Robinhood's business expanded substantially with revenue growth notably outpacing net income gains, while balance sheet assets and liabilities grew meaningfully.
The revenue growth significantly exceeded net income expansion, suggesting either margin compression or increased operational costs as the platform scales. The substantial increase in both assets and liabilities indicates expanded customer activity and potentially higher regulatory capital requirements, which is typical for a growing fintech platform but warrants monitoring of capital efficiency.
Robinhood demonstrated strong business momentum with revenue growing substantially while net income increased by a more modest 33.5%. The balance sheet expanded considerably with total assets reaching $38.1B and liabilities growing to $29.0B, likely reflecting increased customer deposits, securities lending, and regulatory capital requirements.
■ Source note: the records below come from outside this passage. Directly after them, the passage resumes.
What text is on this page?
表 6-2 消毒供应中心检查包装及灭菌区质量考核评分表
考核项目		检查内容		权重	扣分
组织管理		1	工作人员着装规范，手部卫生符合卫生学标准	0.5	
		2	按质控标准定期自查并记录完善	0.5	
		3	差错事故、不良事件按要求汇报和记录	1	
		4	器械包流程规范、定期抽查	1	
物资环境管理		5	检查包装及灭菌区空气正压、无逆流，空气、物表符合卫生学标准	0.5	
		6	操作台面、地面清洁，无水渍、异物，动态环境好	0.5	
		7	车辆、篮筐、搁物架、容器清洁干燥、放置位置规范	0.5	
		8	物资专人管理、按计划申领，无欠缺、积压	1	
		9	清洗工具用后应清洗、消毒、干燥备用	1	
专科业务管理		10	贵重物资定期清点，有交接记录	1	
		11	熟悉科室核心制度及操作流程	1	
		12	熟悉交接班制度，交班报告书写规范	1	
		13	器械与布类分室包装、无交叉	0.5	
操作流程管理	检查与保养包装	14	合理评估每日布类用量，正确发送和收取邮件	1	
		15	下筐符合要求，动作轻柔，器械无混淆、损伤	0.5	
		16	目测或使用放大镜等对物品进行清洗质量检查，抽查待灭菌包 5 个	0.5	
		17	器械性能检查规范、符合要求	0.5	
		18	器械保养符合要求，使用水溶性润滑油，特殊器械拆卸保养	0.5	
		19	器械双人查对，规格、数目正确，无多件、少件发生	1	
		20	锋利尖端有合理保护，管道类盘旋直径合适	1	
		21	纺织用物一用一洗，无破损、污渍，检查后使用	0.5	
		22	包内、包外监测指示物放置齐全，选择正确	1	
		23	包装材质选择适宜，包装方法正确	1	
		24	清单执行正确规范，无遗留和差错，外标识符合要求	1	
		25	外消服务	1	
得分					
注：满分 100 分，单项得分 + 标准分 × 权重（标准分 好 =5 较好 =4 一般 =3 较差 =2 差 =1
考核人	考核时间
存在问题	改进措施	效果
Stockholders' equity grew a healthy 19.1% to $8.0B, indicating the company retained value despite the substantial operational expansion.
Liabilities grew 59.1% — significant increase in debt or obligations, assess impact on financial flexibility.
Current liabilities surged 58.9% — significant near-term obligations; verify ability to meet short-term debt.
Strong top-line growth of 51.6% — accelerating demand or successful expansion into new markets.
Asset base grew 45.6% — expansion through organic growth, acquisitions, or capital deployment.
Current assets grew 44.6% — improving short-term liquidity or inventory/receivables build.
Net income grew 33.5% — bottom-line growth signals improving overall business health.
Equity base grew 19.1% — retained earnings accumulation or equity issuance strengthening the balance sheet.